We collect, handle, store and transmit large amounts of sensitive, confidential, personal and proprietary information, including payment card information and information we receive from or maintain on behalf of our subscribers. Unauthorized access to, use of, or loss of this type of information may cause damage to our platforms, service interruptions to our subscribers, harm our reputation and result in increased security costs, litigation, regulatory investigations or other liabilities. These type of incidents can result from numerous sources, including: physical or electronic security breaches; viruses, ransomware or other malware; hardware vulnerabilities such as Meltdown and Spectre; accident or human error by our own personnel or those of our partners; criminal activity or malfeasance (including by our own personnel); fraud or impersonation scams perpetrated against us; or security events impacting our third-party service providers. We have experienced security events such as these in the past and expect they will continue in the future. To date, we do not believe that any of these events has had a material effect on us, but we may experience larger and more serious incidents in the future.

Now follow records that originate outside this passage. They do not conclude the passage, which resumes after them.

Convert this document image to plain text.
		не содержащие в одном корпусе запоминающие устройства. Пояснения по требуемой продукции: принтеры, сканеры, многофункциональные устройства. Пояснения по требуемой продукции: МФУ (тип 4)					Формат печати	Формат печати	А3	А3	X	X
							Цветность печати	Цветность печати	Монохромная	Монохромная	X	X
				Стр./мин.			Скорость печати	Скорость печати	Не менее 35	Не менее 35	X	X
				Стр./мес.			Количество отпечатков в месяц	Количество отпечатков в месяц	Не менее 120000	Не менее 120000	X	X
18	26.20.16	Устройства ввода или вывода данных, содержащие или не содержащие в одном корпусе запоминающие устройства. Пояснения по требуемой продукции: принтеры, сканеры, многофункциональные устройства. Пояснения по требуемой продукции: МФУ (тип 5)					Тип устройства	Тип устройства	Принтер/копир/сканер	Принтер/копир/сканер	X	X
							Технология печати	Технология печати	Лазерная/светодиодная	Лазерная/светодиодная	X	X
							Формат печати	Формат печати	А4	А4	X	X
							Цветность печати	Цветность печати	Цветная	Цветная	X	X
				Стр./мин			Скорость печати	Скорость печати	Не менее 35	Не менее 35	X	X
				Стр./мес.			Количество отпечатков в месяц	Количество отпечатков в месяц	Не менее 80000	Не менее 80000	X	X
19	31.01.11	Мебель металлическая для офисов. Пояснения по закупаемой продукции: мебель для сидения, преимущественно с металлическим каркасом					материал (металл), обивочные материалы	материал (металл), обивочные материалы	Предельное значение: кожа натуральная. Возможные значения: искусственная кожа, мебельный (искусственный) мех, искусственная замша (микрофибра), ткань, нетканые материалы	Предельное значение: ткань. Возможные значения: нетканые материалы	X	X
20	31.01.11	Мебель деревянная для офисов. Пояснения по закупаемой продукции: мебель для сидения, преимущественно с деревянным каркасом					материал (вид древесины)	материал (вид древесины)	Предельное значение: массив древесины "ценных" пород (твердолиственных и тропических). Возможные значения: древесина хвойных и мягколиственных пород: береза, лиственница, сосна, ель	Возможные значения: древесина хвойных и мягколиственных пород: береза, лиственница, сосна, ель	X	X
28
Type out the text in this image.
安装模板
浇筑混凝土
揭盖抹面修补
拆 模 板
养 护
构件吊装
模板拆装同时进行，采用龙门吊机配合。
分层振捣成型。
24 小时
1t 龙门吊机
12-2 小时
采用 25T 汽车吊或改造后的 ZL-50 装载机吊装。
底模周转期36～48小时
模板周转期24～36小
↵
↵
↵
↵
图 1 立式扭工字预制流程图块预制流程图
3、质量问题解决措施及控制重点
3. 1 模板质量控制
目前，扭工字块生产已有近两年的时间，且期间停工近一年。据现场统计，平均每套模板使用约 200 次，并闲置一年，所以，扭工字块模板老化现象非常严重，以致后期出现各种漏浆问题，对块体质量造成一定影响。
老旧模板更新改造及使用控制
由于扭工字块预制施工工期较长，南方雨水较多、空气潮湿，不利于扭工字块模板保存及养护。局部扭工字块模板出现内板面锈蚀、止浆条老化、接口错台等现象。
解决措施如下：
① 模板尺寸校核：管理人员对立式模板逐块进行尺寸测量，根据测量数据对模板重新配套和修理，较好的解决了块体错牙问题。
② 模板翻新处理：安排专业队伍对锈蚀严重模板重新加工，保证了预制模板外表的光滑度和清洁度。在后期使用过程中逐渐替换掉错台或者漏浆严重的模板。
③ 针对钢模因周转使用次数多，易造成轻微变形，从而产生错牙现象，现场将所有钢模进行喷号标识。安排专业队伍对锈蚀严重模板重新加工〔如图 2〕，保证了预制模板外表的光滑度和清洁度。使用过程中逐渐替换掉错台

In addition, many states and countries in which we have subscribers have enacted regulations requiring us to notify subscribers in the event that certain subscriber information is accessed or acquired, or believed to have been accessed or acquired, without authorization, and in some cases also develop proscriptive policies to protect against such unauthorized access or acquisition. Such notifications can result in private causes of action being filed against us, or government investigations into the adequacy of security controls or handling of any security event. Should we experience a loss of protected data, efforts to respond to the incident and enhance our controls, as well as potential penalties imposed by regulators, could increase our costs.
Organizations generally, and Internet-based organizations in particular, remain vulnerable to targeted attacks aimed at exploiting network and system applications or weaknesses. Techniques used to obtain unauthorized access to, or to sabotage, networks and systems often are not recognized until launched against a target. Cyber criminals are increasingly using powerful new tactics including evasive applications, proxies, tunneling, encryption techniques, vulnerability exploits, buffer overflows, distributed denial of service attacks, or DDoS attacks, botnets and port scans. For example, we are frequently the targets of DDoS attacks in which attackers attempt to block access to our websites or our subscribers' websites, as well as attempts to place illegal or abusive content on our or our subscribers' websites. If we are unable to avert a DDoS or other attack for any significant period, we could sustain substantial revenue loss from lost sales and subscriber dissatisfaction.
While we have dedicated resources to overall information and cybersecurity risk management, our program has not reached a level of operational maturity to anticipate and proactively address the cyber risks that we face. We may not have the resources or technical sophistication to anticipate or prevent rapidly evolving types of cyber-attacks. Moreover, we may not be able to immediately detect that such an attack has been launched, if, for example, unauthorized access to our systems was obtained without our knowledge in preparation for an attack contemplated to commence in the future. Cyber-attacks may target
us, our subscribers, our partners, banks, credit card processors, delivery services, e-commerce in general or the communication infrastructure on which we depend. We also rely on third parties to provide physical security for most of our data centers and other facilities. Any physical security breach to our data centers or other facilities could result in unauthorized access or damage to our systems.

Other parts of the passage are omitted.